Sheriff’s Meadow Foundation is the local land trust for the Island of Martha’s Vineyard. Our mission is to conserve the natural, beautiful, rural landscape and character of Martha’s Vineyard for present and future generations. We are governed by a board of directors which represents the year-round and seasonal communities of the Island. We own 2,000 acres of conservation land across the Island, including land in each of the six Island towns. We protect another 850 acres of land with conservation restrictions.

Our lands range from tiny woodlots on Chappaquiddick, to groves of ancient beeches at Cedar Tree Neck, to the sweeping fields of the Quansoo plain, to frostbottoms filled with thickets of scrub oaks, to bogs where sundews quiver on the peat, and to the long sand bars of Little Beach, where every night a thousand screaming terns wheel about overhead. Each of these lands has something unique to offer.

To improve how we care for these lands, in 2010 we adopted a 10-year strategic plan. That plan has three major thrusts. The first goal is to make our properties more accessible and better known, and more welcoming, and more used by the community.

A second goal is to support local farms.

And a third goal is to create a robust educational initiative.

You might ask then, does any one of the Sheriff’s Meadow properties do all of these things? Is there any one property that has a natural, beautiful, and rural landscape and character?
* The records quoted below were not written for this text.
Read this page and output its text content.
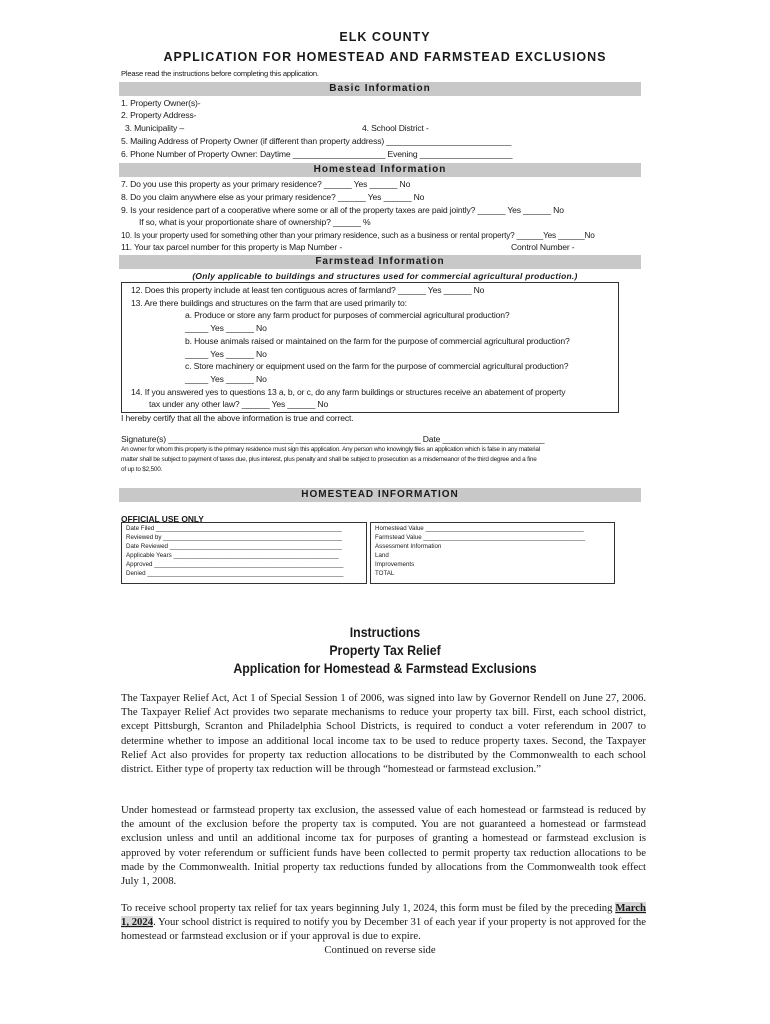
ELK COUNTY
APPLICATION FOR HOMESTEAD AND FARMSTEAD EXCLUSIONS
Please read the instructions before completing this application.
Basic Information
1. Property Owner(s)-
2. Property Address-
3. Municipality –	4. School District -
5. Mailing Address of Property Owner (if different than property address) ___________________________
6. Phone Number of Property Owner: Daytime ____________________ Evening ____________________
Homestead Information
7. Do you use this property as your primary residence? ______ Yes ______ No
8. Do you claim anywhere else as your primary residence? ______ Yes ______ No
9. Is your residence part of a cooperative where some or all of the property taxes are paid jointly? ______ Yes ______ No
If so, what is your proportionate share of ownership? ______ %
10. Is your property used for something other than your primary residence, such as a business or rental property? ______Yes ______No
11. Your tax parcel number for this property is Map Number -	Control Number -
Farmstead Information
(Only applicable to buildings and structures used for commercial agricultural production.)
12. Does this property include at least ten contiguous acres of farmland? ______ Yes ______ No
13. Are there buildings and structures on the farm that are used primarily to:
a. Produce or store any farm product for purposes of commercial agricultural production?
_____ Yes ______ No
b. House animals raised or maintained on the farm for the purpose of commercial agricultural production?
_____ Yes ______ No
c. Store machinery or equipment used on the farm for the purpose of commercial agricultural production?
_____ Yes ______ No
14. If you answered yes to questions 13 a, b, or c, do any farm buildings or structures receive an abatement of property
tax under any other law? ______ Yes ______ No
I hereby certify that all the above information is true and correct.
Signature(s) ___________________________ ___________________________ Date ______________________
An owner for whom this property is the primary residence must sign this application. Any person who knowingly files an application which is false in any material
matter shall be subject to payment of taxes due, plus interest, plus penalty and shall be subject to prosecution as a misdemeanor of the third degree and a fine
of up to $2,500.
HOMESTEAD INFORMATION
OFFICIAL USE ONLY
Date Filed ______________________________________________________
Reviewed by ____________________________________________________
Date Reviewed __________________________________________________
Applicable Years ________________________________________________
Approved _______________________________________________________
Denied _________________________________________________________
Homestead Value ______________________________________________
Farmstead Value _______________________________________________
Assessment Information
Land
Improvements
TOTAL
Instructions
Property Tax Relief
Application for Homestead & Farmstead Exclusions
The Taxpayer Relief Act, Act 1 of Special Session 1 of 2006, was signed into law by Governor Rendell on June 27, 2006. The Taxpayer Relief Act provides two separate mechanisms to reduce your property tax bill. First, each school district, except Pittsburgh, Scranton and Philadelphia School Districts, is required to conduct a voter referendum in 2007 to determine whether to impose an additional local income tax to be used to reduce property taxes. Second, the Taxpayer Relief Act also provides for property tax reduction allocations to be distributed by the Commonwealth to each school district. Either type of property tax reduction will be through “homestead or farmstead exclusion.”
Under homestead or farmstead property tax exclusion, the assessed value of each homestead or farmstead is reduced by the amount of the exclusion before the property tax is computed. You are not guaranteed a homestead or farmstead exclusion unless and until an additional income tax for purposes of granting a homestead or farmstead exclusion is approved by voter referendum or sufficient funds have been collected to permit property tax reduction allocations to be made by the Commonwealth. Initial property tax reductions funded by allocations from the Commonwealth took effect July 1, 2008.
To receive school property tax relief for tax years beginning July 1, 2024, this form must be filed by the preceding March 1, 2024. Your school district is required to notify you by December 31 of each year if your property is not approved for the homestead or farmstead exclusion or if your approval is due to expire.
Continued on reverse side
Is there any one property that combines accessible trails, support for local farming, and educational use?

Adam Moore. — Mark Lovewell

Nat’s Farm, where Sheriff’s Meadow Foundation held its annual summer benefit Monday night, does it all.

First, Nat’s Farm is crossed by a well-used trail network. People walk on the trails, ride bikes on the trails, and ride horses on the trails. Or you can use the land as a base for a much longer horseback ride, or bicycle ride, in the State Forest, right next door.

Second, Nat’s Farm is just that – a farm. For generations now, there has been a horse farm on the property and today Misty Meadows farm leases part of the land. Much of the north pasture of Nat’s Farm is leased to a partnership of Mermaid Farm, owned by Allen Healy and Caitlin Jones, and North Tabor Farm, owned by Matthew Dix and Rebecca Miller. Right now these farmers are growing buckwheat in the north pasture, but often they grow hay. We also intend, in the next year or two, to lease out five more acres to a farmer who can use the land to grow vegetables.

Third, Nat’s Farm has educational use and educational potential. Last year we received an Edey Foundation grant to start an education curriculum for Cedar Tree Neck Sanctuary. We used that grant to hire Rebecca Solway to prepare that curriculum. Rebecca was once the education coordinator for the Felix Neck Wildlife Sanctuary, and she now is a fourth-grade teacher at the West Tisbury School. Rebecca created a curriculum that met with acclaim from school officials. What she has created will be used at Cedar Tree Neck and also at our other properties around the Island.

At Nat’s Farm in particular, the West Tisbury School uses this land for its physical education program. Every year, on Games Day, all of the students from kindergarten through fifth grade do a one-mile loop through the farm.

Nat’s Farm also has attributes reflecting work that Sheriff’s Meadow Foundation has been doing for a good long time. There are beautiful, scenic roadside views. There are rare orchids that grow in the meadow. The rare northern harrier hunts over the fields. The past year has been a good one on many fronts. We are two-thirds of the way towards completing our restoration of Sheriff’s Meadow Sanctuary and we have one more season of work before us.

We have identified a comprehensive scope of work for a complete, first-class restoration of the historic Hancock Mitchell House, which is a key part of the rural, beautiful Quansoo landscape, and we are privately raising money for that effort.

We have goats eating invasive plants out at Cedar Tree Neck Sanctuary. These goats are very hungry and very effective, and we want to expand this effort next year and in years to come. In fact, we think that this is a great way to help conservation organizations join with local farmers.

There is a common theme in our education program, and in trails, and in support for local farms. That common theme is our desire to connect people to the land.

It is that connection, a love of nature, a love of every season’s change, of ladies’ tresses in the summer sun, of sumac in the autumn blazing red, of lichens on the weathered bark of oaks – it is the love of these things that we hope to instill in those who visit our properties. It is this connection with the natural, beautiful, rural heritage of this land, of this glacial Island, out in the Atlantic Ocean, that you help to instill in every one who sets foot on a Sheriff’s Meadow property.

Adam Moore is executive director of the Sheriff’s Meadow Foundation. This was adapted from his remarks at the foundation’s annual summer benefit, held Monday, July 14, at Nat’s Farm.